Pixar touched the sky for the last time in 2015 with the extraordinary ‘Inside Out‘ and since then he had not managed to make any of his films round. ‘The Good Dinosaur‘ had a better script, ‘Finding Dory‘ worked as a pastime but lacked the magic of other studio titles and ‘Cars 3‘ pretty much had been a worthy sequel, which was not the second installment of that saga.
I had high hopes that this “bad” streak would end with ‘Coco‘, a film that also had the incentive to tell an original story instead of being a new continuation of one of his greatest hits. Once seen I only have the possibility to return to surrender to Pixar for the wonderful movie he has done, showing his splendid sense of adventure and recovering his best weapons to cause tears to escape the eyes of the viewer.
An exciting and fun trip
Pixar is inspired by the Mexican Day of the Dead holiday to shape the story of a child with a great passion for music who lives in a family that hates her to death. He has no choice but to act on his own, ending up in the Land of the Dead in search of the approval of his great-great-grandfather, the mythical Ernesto de la Cruz. A trip to know yourself better and that allows you to better evaluate what it means to be part of a family and the consequences of death.
The script signed by Adrián Molina and Matthew Aldrich chooses to approach that from an initial lightness to evolve as the protagonist is discovering things. In this way, the viewer perceives his trip better and does so through a dynamic adventure in which many may miss a greater depth during certain minutes. I am not going to deny that this is the case, but it is that ‘Coco‘ does not want downtime and tries to go forward at all times without falling into the error of becoming a correcalles.
There is no lack of more emotionally focused moments, but the dominant note is that things continue to happen, paying special attention to everything being fun, from the designs of the characters and scenarios to the lines of dialogue. They want to win us like this and then take us to their land before hitting the final blow to our heart, which is almost impossible to resist.
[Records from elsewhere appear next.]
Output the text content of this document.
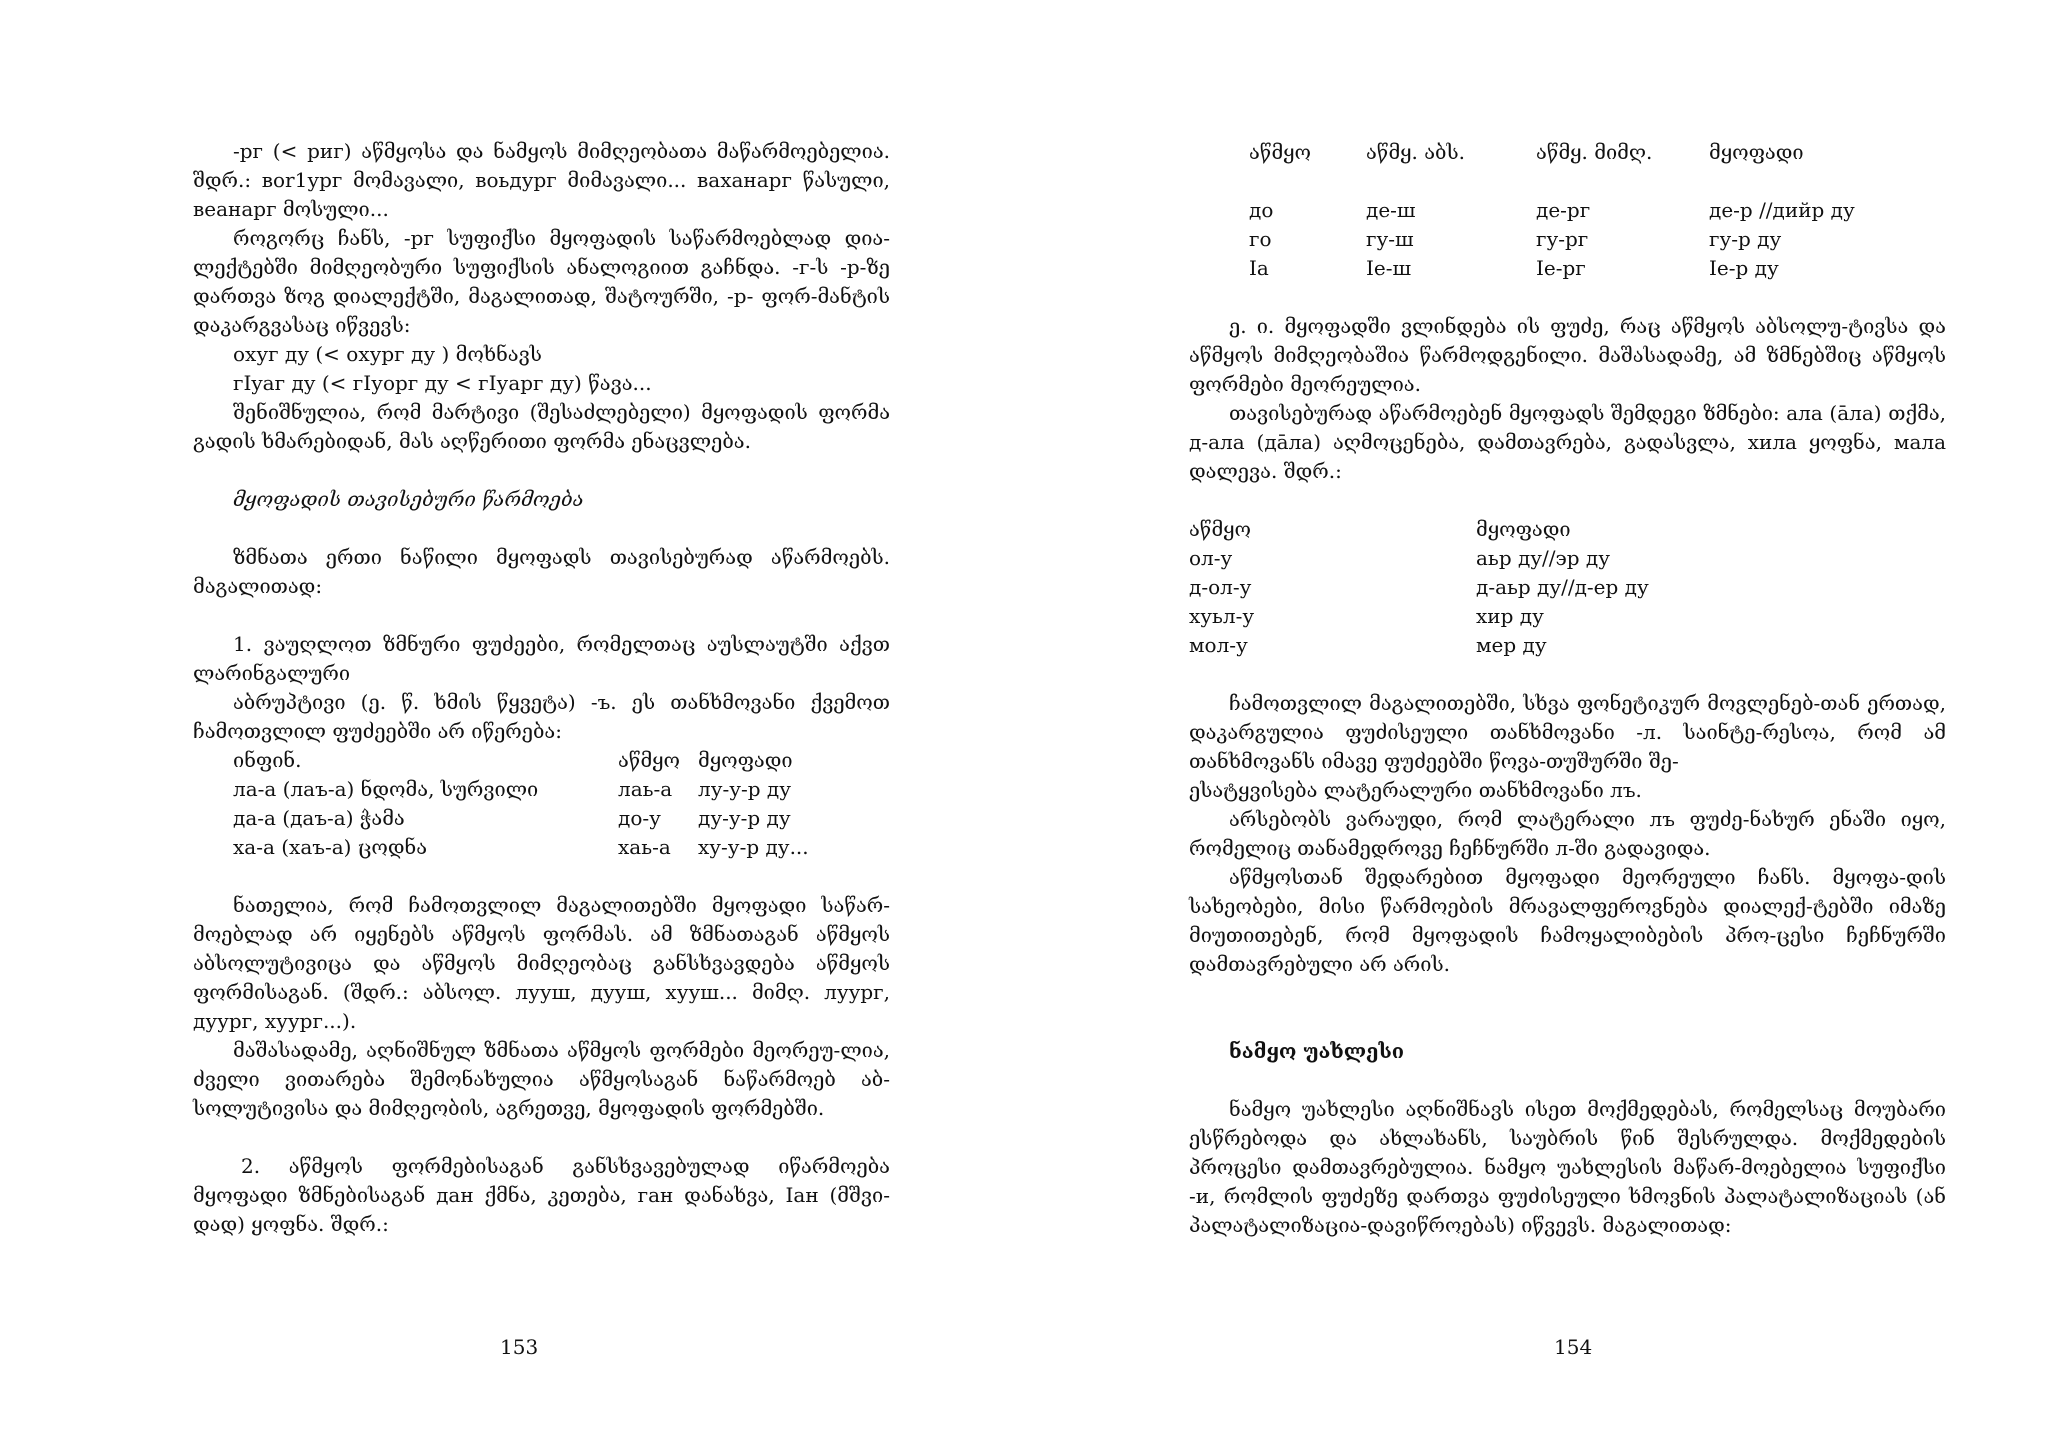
-рг (< риг) აწმყოსა და ნამყოს მიმღეობათა მაწარმოებელია. შდრ.: воr1ург მომავალი, воьдург მიმავალი... ваханарг წასული, веанарг მოსული...

როგორც ჩანს, -рг სუფიქსი მყოფადის საწარმოებლად დია-ლექტებში მიმღეობური სუფიქსის ანალოგიით გაჩნდა. -г-ს -р-ზე დართვა ზოგ დიალექტში, მაგალითად, შატოურში, -р- ფორ-მანტის დაკარგვასაც იწვევს:

охуг ду (< охург ду ) მოხნავს

гIyаг ду (< гIуорг ду < гIуарг ду) წავა...

შენიშნულია, რომ მარტივი (შესაძლებელი) მყოფადის ფორმა გადის ხმარებიდან, მას აღწერითი ფორმა ენაცვლება.

მყოფადის თავისებური წარმოება

ზმნათა ერთი ნაწილი მყოფადს თავისებურად აწარმოებს. მაგალითად:

1. ვაუღლოთ ზმნური ფუძეები, რომელთაც აუსლაუტში აქვთ ლარინგალური

აბრუპტივი (ე. წ. ხმის წყვეტა) -ъ. ეს თანხმოვანი ქვემოთ ჩამოთვლილ ფუძეებში არ იწერება:

ინფინ.	აწმყო	მყოფადი
ла-а (лаъ-а) ნდომა, სურვილი	лаь-а	лу-у-р ду
да-а (даъ-а) ჭამა	до-у	ду-у-р ду
ха-а (хаъ-а) ცოდნა	хаь-а	ху-у-р ду...

ნათელია, რომ ჩამოთვლილ მაგალითებში მყოფადი საწარ-მოებლად არ იყენებს აწმყოს ფორმას. ამ ზმნათაგან აწმყოს აბსოლუტივიცა და აწმყოს მიმღეობაც განსხვავდება აწმყოს ფორმისაგან. (შდრ.: აბსოლ. лууш, дууш, хууш... მიმღ. луург, дуург, хууpг...).

მაშასადამე, აღნიშნულ ზმნათა აწმყოს ფორმები მეორეუ-ლია, ძველი ვითარება შემონახულია აწმყოსაგან ნაწარმოებ აბ-სოლუტივისა და მიმღეობის, აგრეთვე, მყოფადის ფორმებში.

2. აწმყოს ფორმებისაგან განსხვავებულად იწარმოება მყოფადი ზმნებისაგან дан ქმნა, კეთება, ган დანახვა, Iан (მშვი-დად) ყოფნა. შდრ.:

153
აწმყო	აწმყ. აბს.	აწმყ. მიმღ.	მყოფადი

до	де-ш	де-рг	де-р //дийр ду
го	гу-ш	гу-рг	гу-р ду
Iа	Iе-ш	Iе-рг	Iе-р ду

ე. ი. მყოფადში ვლინდება ის ფუძე, რაც აწმყოს აბსოლუ-ტივსა და აწმყოს მიმღეობაშია წარმოდგენილი. მაშასადამე, ამ ზმნებშიც აწმყოს ფორმები მეორეულია.

თავისებურად აწარმოებენ მყოფადს შემდეგი ზმნები: ала (āла) თქმა, д-ала (дāла) აღმოცენება, დამთავრება, გადასვლა, хила ყოფნა, мала დალევა. შდრ.:

აწმყო	მყოფადი
ол-у	аьр ду//эр ду
д-ол-у	д-аьр ду//д-ер ду
хуьл-у	хир ду
мол-у	мер ду

ჩამოთვლილ მაგალითებში, სხვა ფონეტიკურ მოვლენებ-თან ერთად, დაკარგულია ფუძისეული თანხმოვანი -л. საინტე-რესოა, რომ ამ თანხმოვანს იმავე ფუძეებში წოვა-თუშურში შე-

ესატყვისება ლატერალური თანხმოვანი лъ.

არსებობს ვარაუდი, რომ ლატერალი лъ ფუძე-ნახურ ენაში იყო, რომელიც თანამედროვე ჩეჩნურში л-ში გადავიდა.

აწმყოსთან შედარებით მყოფადი მეორეული ჩანს. მყოფა-დის სახეობები, მისი წარმოების მრავალფეროვნება დიალექ-ტებში იმაზე მიუთითებენ, რომ მყოფადის ჩამოყალიბების პრო-ცესი ჩეჩნურში დამთავრებული არ არის.

ნამყო უახლესი

ნამყო უახლესი აღნიშნავს ისეთ მოქმედებას, რომელსაც მოუბარი ესწრებოდა და ახლახანს, საუბრის წინ შესრულდა. მოქმედების პროცესი დამთავრებულია. ნამყო უახლესის მაწარ-მოებელია სუფიქსი -и, რომლის ფუძეზე დართვა ფუძისეული ხმოვნის პალატალიზაციას (ან პალატალიზაცია-დავიწროებას) იწვევს. მაგალითად:

154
However, ‘Coco‘ is not a movie that bets everything on that relative emotional manipulation, since above all it is a love letter to Mexican culture through its traditions. It does so by avoiding falling into the most worn out topics, since it is true that there are certain expressions or reactions that could be part of that kind of vision, but here they are integrated from a more natural perspective, making everything flow with overwhelming simplicity and little by little we have completely caught up almost without realizing it.
‘Coco’, another Pixar gem
In addition, ‘Coco‘ manages to combine tradition with a treatment of fresh and colorful history, finding that necessary balance between the need to respect Mexican traditions and the imperative that they be the basis of a story that entertains and excites us. For this reason, the creation of this world of the dead is fundamental, because when it gets there, the film takes off definitively. Before it was very nice and effective, something that is preserved to be adding new virtues almost constantly.
It is fair to point out that a point has arrived in which the “tricks” of Pixar to get to the heart can be seen with some advance, something that happens in ‘Coco’. In other cases, I could have played against him, but Lee Unkrich and Molina demonstrate such ability to enhance it that it does not matter, you end up coming down as well. You know what’s coming -at least in my case-, yes, but it has such strength that it achieves its goal by far.
Otherwise, it is true that there are some characters a little neglected, but its presence is just what the film needs to achieve its goal. It is true that perhaps it could have gone more directly to the heart, but ‘Coco’ is also a great adventure to know both that world of the dead and more elements of Mexican culture. As such it is irreproachable, and in addition, they are planted small seeds of what is to come, is already a thing of the spectator who knows how to see them.
I do not want to forget music either, the wonderful contribution of Michael Giacchino as well as some dazzling songs composed by the couple Lopez, who already worked on ‘Frozen’ and the magnificent musical of ‘Finding Nemo‘ that can See yourself in some Disney amusement parks. They even manage to give a double focus to a song that will be the one that really stays in the memory of the audience.
In short, ‘Coco‘ has it all, it’s that simple. It is fun when you propose it, vibrant when you want it and you hit it in your heart when you decide that it is time to make us cry. Visually it is wonderful, fascinating when it comes to addressing the issues of Mexican culture on which the film is based and get the journey of the protagonist conquer you. So yes, Pixar.